One thing is for certain, we are going to see an unfettered and untamed Mr Johnson for the first time, because he now has the freedom afforded by his unassailable majority to show us what he really believes in. Let’s hope it is the conciliatory, One Nation Good Boris alluded to in his victory speeches over the past few days, and not the Bad Boris we witnessed during the election, talking about EU migrants being able to ‘treat the UK as if it’s part of their own country for too long’.

That sort of unseemly chat wilfully ignores the huge contribution to the economy that EU migrants have made over the past couple of decades – they have paid more in income tax and NI than the average UK-born resident, and they have used the NHS and other social infrastructure less.

More to the point in a farming paper, almost every single piece of UK-grown fruit and veg has been picked and packed by someone not born in the UK. If it wasn’t for them, there wouldn’t be a soft fruit and veg industry in the UK, and they should be celebrated and praised, not marginalised or demonised.

Proposed plans under the new migration rules seem to suggest that whereas ‘skilled’ workers will be allowed to bring their families over and settle in the UK, manually skilled migrants will not.

This might please Mr Johnson’s new friends in Sedgefield and Sunderland, but Scotland’s demographics are different, we have an ageing population, and need a different approach.

It is not acceptable to call them unskilled and treat them like second class citizens. British agriculture needs them, not just in seasonal roles, but also full-time ones, and it is simply uncivilised to expect full time workers to come and work in the UK for long periods without their family. Any new immigration system worth its salt will recognise that fact.

In the meantime, the trial seasonal worker scheme urgently needs to be expanded. The Conservatives announced an increase to 10,000 for 2020 during the election. Everybody in the industry knows that is not enough.

In addition, limiting the scheme to two agencies is doing nothing to keep the cost down. Licenses need to be issued to more recruitment agencies and larger scale growers, including at least one in Scotland in the mix as well. NFUS will be engaging with Defra and the Home Office early in the New Year to make the case.

Mr Johnson also has complete freedom to show his true colours on trade. Will it be Bad Boris, who will open the floodgates to cheap food imports, often produced to lower standards, in order to keep the cost of food down? There is a strong school of thought in the Conservative party that favours that approach, and I’m not convinced that Workington man would disagree.

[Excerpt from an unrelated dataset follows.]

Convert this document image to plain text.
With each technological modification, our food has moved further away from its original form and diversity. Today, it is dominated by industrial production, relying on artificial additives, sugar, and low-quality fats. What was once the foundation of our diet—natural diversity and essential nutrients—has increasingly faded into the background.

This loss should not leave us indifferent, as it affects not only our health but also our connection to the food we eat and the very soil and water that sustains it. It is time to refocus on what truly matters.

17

Labour costs in developing countries are often much lower than in the UK, and imported fruit and veg particularly is often very competitive on price. Good Boris, however, wants to ensure food security – he wants to support farming in dealing with climate change; he wants to support the UK economy and have fresh British fruit and veg in season. Which Boris is it going to be?

On a more personal note, I want to bid farewell to our local Angus MP and welcome her replacement. Conservative Kirstene Hair lost to SNP’s Dave Doogan, who is an aircraft engineer to trade, so clearly no fool. Although I haven’t met him yet, I hear that he is able and engaging, and keen to get up to speed on the issues facing agriculture at the moment.

Regardless of your political persuasion, Kirstene has worked incredibly hard for her constituents over the past 2½ years. There are talkers and there are doers, and Kirstene is definitely in the latter camp.

A farmer’s daughter, she was well aware of the issues faced by agriculture and a big supporter of farming. It’s not an exaggeration to say that there might be no seasonal worker scheme at all had it not been for her support.

Best of luck to her and her team (it’s worth remembering that they are all out of a job as well) in whatever they choose to do next. Whatever it is, it’s bound to be less stressful.

And so we bid farewell to the ‘teen’ decade. The century is about to reach maturity, and as we enter our 20s, let’s hope for a bit less angst and instability in politics, a stable, fulfilling job, and a bit more cash in our back pocket. Happy Christmas everyone.